This is doable without any shell shenanigans by setting all the diffy options globally (along with some autocommands, because vim gets angry if you try to diff more than 8 files at once)
vim -c 'windo set diff scrollbind cursorbind scrollopt+=hor nowrap foldmethod=diff foldcolumn=2 | au BufWinEnter * setlocal diff | au BufWinLeave * setlocal nodiff' -O2 your filenames here
This will open all your files in buffers, and vertically split vim into two windows (use -o2
if you want horizontal), and always be in diff mode, even if you switch between buffers or open new files.
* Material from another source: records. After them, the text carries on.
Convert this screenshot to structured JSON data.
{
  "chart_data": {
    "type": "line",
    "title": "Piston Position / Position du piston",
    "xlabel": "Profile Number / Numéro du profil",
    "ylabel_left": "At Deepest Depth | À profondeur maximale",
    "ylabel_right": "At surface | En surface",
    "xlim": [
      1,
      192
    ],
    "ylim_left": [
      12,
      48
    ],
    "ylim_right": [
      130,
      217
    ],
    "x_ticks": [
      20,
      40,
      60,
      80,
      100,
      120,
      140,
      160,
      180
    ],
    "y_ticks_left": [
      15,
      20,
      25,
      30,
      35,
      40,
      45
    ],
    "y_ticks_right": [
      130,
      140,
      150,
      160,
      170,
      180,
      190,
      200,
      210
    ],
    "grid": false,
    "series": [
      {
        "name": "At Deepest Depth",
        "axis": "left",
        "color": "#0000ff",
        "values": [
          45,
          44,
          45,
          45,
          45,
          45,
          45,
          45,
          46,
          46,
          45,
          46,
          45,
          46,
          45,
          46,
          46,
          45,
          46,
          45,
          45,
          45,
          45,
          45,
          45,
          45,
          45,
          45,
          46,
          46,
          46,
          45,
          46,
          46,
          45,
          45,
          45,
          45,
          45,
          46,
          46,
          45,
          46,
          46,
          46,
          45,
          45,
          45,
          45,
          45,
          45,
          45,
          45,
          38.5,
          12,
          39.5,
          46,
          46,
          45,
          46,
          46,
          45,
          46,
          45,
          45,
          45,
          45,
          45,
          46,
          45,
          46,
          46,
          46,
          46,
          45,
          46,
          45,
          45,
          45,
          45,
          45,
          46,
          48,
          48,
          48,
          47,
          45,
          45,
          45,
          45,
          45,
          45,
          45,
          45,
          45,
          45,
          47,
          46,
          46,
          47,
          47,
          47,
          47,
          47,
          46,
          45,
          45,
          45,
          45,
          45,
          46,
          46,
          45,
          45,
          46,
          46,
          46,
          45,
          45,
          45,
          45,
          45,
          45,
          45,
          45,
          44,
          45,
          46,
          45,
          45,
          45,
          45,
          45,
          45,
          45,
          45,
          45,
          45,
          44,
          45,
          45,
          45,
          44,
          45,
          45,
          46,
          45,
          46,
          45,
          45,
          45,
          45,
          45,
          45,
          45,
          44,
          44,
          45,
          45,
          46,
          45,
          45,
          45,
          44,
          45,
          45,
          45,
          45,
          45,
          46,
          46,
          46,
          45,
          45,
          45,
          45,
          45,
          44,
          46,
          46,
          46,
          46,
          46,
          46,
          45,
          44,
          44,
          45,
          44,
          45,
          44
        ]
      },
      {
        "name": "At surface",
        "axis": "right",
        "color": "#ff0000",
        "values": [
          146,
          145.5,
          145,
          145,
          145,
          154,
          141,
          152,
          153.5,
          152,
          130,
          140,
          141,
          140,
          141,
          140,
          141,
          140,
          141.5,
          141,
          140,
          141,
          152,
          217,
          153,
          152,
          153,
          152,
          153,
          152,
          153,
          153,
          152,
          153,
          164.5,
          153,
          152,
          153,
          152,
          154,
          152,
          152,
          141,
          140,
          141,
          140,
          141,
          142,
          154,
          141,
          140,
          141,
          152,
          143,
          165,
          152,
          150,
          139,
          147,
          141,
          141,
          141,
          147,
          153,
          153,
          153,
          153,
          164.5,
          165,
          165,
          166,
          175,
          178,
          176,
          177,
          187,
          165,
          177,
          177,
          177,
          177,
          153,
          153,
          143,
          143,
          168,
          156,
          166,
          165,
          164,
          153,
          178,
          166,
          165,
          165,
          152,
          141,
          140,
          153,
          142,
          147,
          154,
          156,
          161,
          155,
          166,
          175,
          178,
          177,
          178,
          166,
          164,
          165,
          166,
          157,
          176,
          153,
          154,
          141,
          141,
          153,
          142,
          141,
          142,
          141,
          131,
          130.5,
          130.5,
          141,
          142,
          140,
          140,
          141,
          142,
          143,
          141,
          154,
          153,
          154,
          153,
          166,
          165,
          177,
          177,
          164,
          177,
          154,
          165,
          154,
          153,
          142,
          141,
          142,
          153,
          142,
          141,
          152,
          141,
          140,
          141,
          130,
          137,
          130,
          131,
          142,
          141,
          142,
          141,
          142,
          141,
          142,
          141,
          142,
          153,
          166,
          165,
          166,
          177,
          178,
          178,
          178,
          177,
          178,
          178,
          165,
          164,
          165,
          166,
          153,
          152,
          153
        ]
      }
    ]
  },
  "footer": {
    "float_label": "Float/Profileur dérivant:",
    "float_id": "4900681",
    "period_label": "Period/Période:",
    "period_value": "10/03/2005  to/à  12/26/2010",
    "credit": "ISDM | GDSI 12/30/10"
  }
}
If you're merging all your files together into one super-file, then using :bn
will be fine for getting around.
If you're merging pairs of files, then you'll want some variation of :windo bn N
, where N depends on how you listed your files:
- For
A1 A2 B1 B2 C1 C2
, :windo bn 2
will do the right thing
- For
A1 B1 C1 A2 B2 C2
, you'll need to initially go to the A2
buffer, and then :windo bn 1
will do the right thing
I pulled the settings from the help file:
In each of the edited files these options are set:
'diff' on
'scrollbind' on
'cursorbind' on
'scrollopt' includes "hor"
'wrap' off
'foldmethod' "diff"
'foldcolumn' value from 'diffopt', default is 2
These options are set local to the window. When editing another file they are reset to the global value.
And only discovered the need for the autocommand nonsense empirically.